February is Black History Month. What does this month mean to you?
It’s a month about learning. We should all take time to learn more Black history because it’s a part of American history. It’s not an easy story to tell, but we all need to know it. I encourage everyone to learn about one Black American. Ask your library for a book or ask someone you know who is Black and see what you can learn about their experiences. If you don’t know someone, reach out to local Black organizations and learn about how they are celebrating this month. People will be amazed by what they learn.
COVID has changed our world in almost every aspect. Do you think it will change the future of sports?
No question — it has already changed. We’ve all become used to this virtual world, and sports is no different.

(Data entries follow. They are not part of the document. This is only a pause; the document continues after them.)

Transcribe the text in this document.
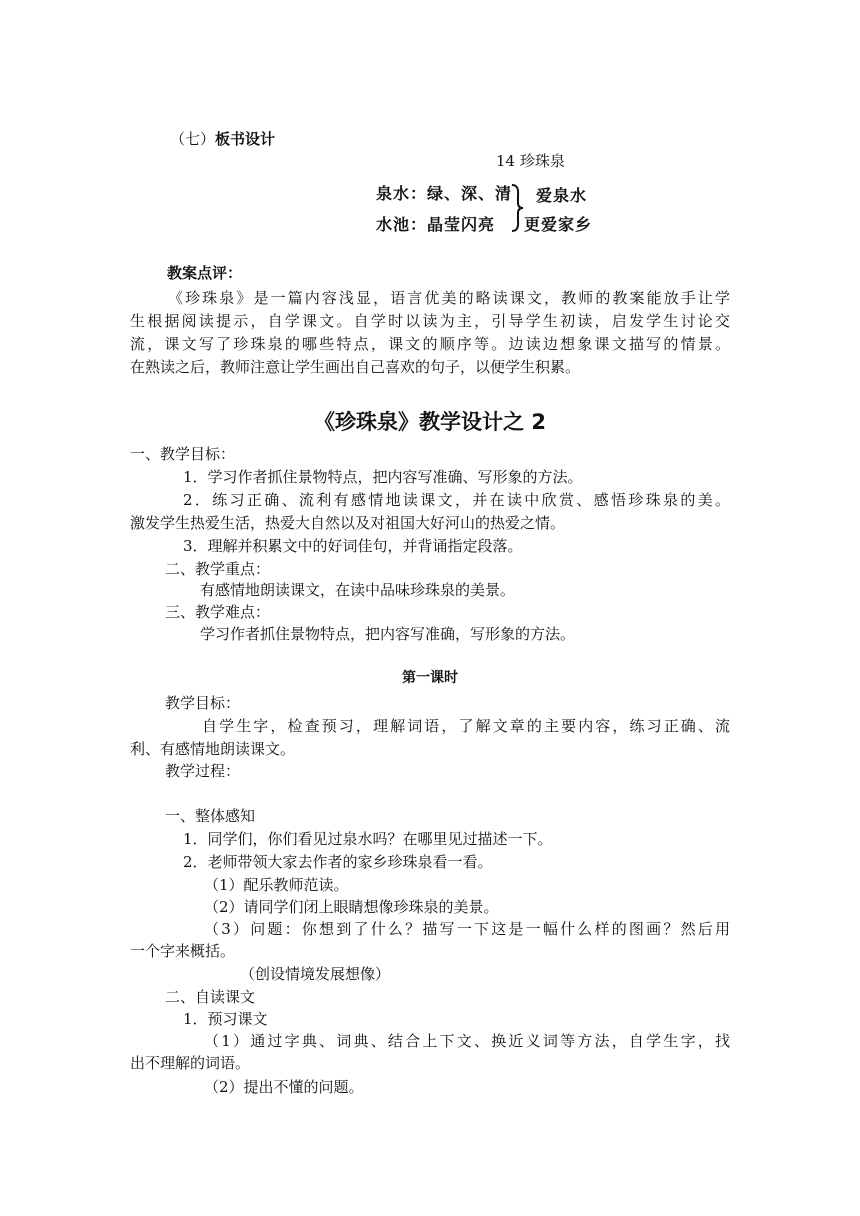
（七）板书设计
14 珍珠泉
泉水：绿、深、清
水池：晶莹闪亮
爱泉水
更爱家乡
教案点评：
《珍珠泉》是一篇内容浅显，语言优美的略读课文，教师的教案能放手让学
生根据阅读提示，自学课文。自学时以读为主，引导学生初读，启发学生讨论交
流，课文写了珍珠泉的哪些特点，课文的顺序等。边读边想象课文描写的情景。
在熟读之后，教师注意让学生画出自己喜欢的句子，以便学生积累。
《珍珠泉》教学设计之 2
一、教学目标：
1．学习作者抓住景物特点，把内容写准确、写形象的方法。
2．练习正确、流利有感情地读课文，并在读中欣赏、感悟珍珠泉的美。
激发学生热爱生活，热爱大自然以及对祖国大好河山的热爱之情。
3．理解并积累文中的好词佳句，并背诵指定段落。
二、教学重点：
有感情地朗读课文，在读中品味珍珠泉的美景。
三、教学难点：
学习作者抓住景物特点，把内容写准确，写形象的方法。
第一课时
教学目标：
自学生字，检查预习，理解词语，了解文章的主要内容，练习正确、流
利、有感情地朗读课文。
教学过程：
一、整体感知
1．同学们，你们看见过泉水吗？在哪里见过描述一下。
2．老师带领大家去作者的家乡珍珠泉看一看。
（1）配乐教师范读。
（2）请同学们闭上眼睛想像珍珠泉的美景。
（3）问题：你想到了什么？描写一下这是一幅什么样的图画？然后用
一个字来概括。
（创设情境发展想像）
二、自读课文
1．预习课文
（1）通过字典、词典、结合上下文、换近义词等方法，自学生字，找
出不理解的词语。
（2）提出不懂的问题。
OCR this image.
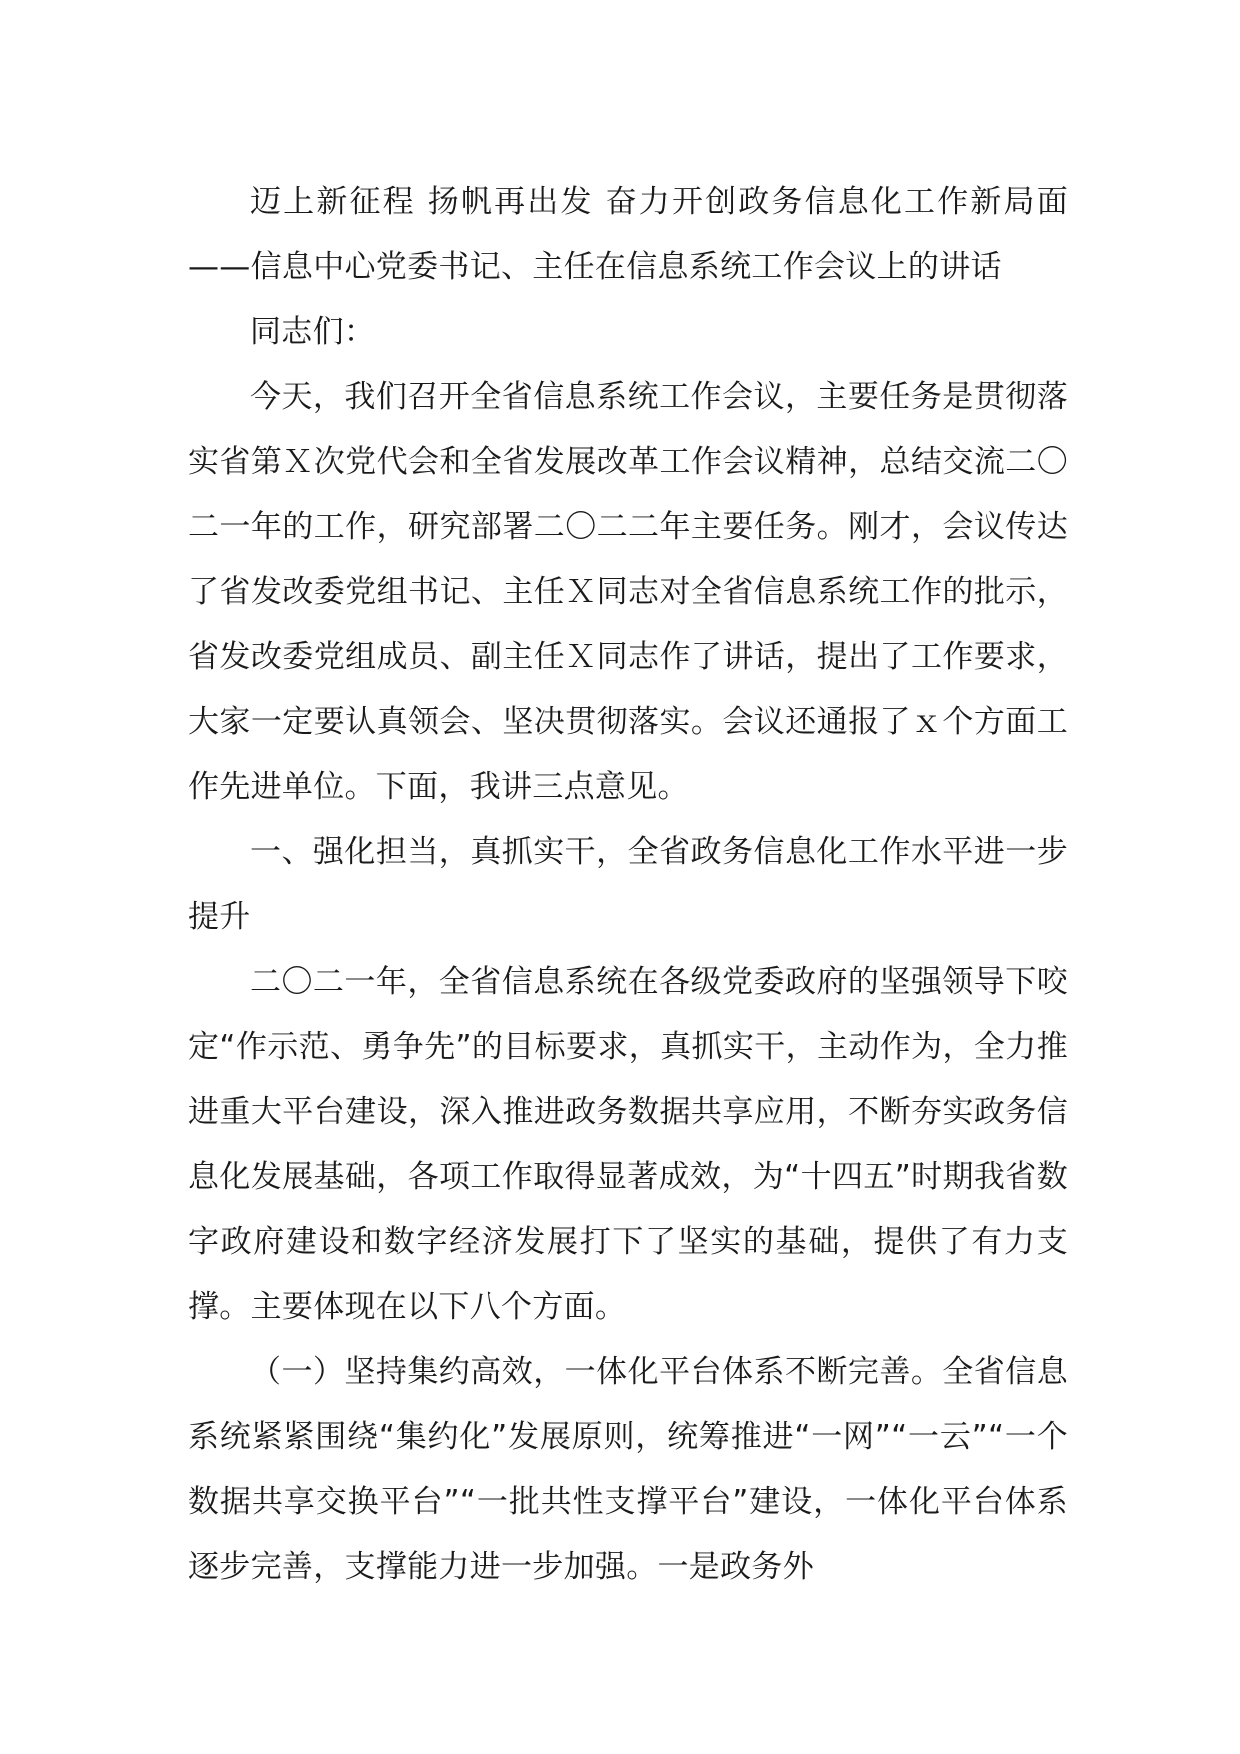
迈上新征程 扬帆再出发 奋力开创政务信息化工作新局面——信息中心党委书记、主任在信息系统工作会议上的讲话

同志们：

今天，我们召开全省信息系统工作会议，主要任务是贯彻落实省第Ｘ次党代会和全省发展改革工作会议精神，总结交流二〇二一年的工作，研究部署二〇二二年主要任务。刚才，会议传达了省发改委党组书记、主任Ｘ同志对全省信息系统工作的批示，省发改委党组成员、副主任Ｘ同志作了讲话，提出了工作要求，大家一定要认真领会、坚决贯彻落实。会议还通报了ｘ个方面工作先进单位。下面，我讲三点意见。

一、强化担当，真抓实干，全省政务信息化工作水平进一步提升

二〇二一年，全省信息系统在各级党委政府的坚强领导下咬定“作示范、勇争先”的目标要求，真抓实干，主动作为，全力推进重大平台建设，深入推进政务数据共享应用，不断夯实政务信息化发展基础，各项工作取得显著成效，为“十四五”时期我省数字政府建设和数字经济发展打下了坚实的基础，提供了有力支撑。主要体现在以下八个方面。

（一）坚持集约高效，一体化平台体系不断完善。全省信息系统紧紧围绕“集约化”发展原则，统筹推进“一网”“一云”“一个数据共享交换平台”“一批共性支撑平台”建设，一体化平台体系逐步完善，支撑能力进一步加强。一是政务外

We’ve learned that we can isolate athletes and still have them perform and we’ve learned how to reach fans virtually. And now, we don’t feel so removed from the game because we’re not there – we’ve learned there are still ways to be a part of it. In other words, I think there are positive aspects that have helped enhance the virtual experience of sports and I think pieces of that will continue post-COVID.
What do you like to do for fun?
I just love being outside, and thankfully, COVID doesn’t prevent you from doing that. In the winter, I go ice skating at PPG Rink a lot and this past summer, I picked up golf as a COVID-friendly activity. I love walking the streets of Pittsburgh, and you can find me bicycling on different trails in the region once it gets warmer.
You’re involved with a lot of organizations in the community. Tell us about some of the causes you support.
One of the reasons I wanted to change my career to become a reporter is so I could make an impact. Just a few years after moving to Pittsburgh, the local Susan G. Komen chapter reached out to me. Their goal was to get more men involved. At the time, I didn’t know anyone with breast cancer, but as I became more involved and met survivors, it became really important to me. That’s why I’m such a big supporter of Race For The Cure.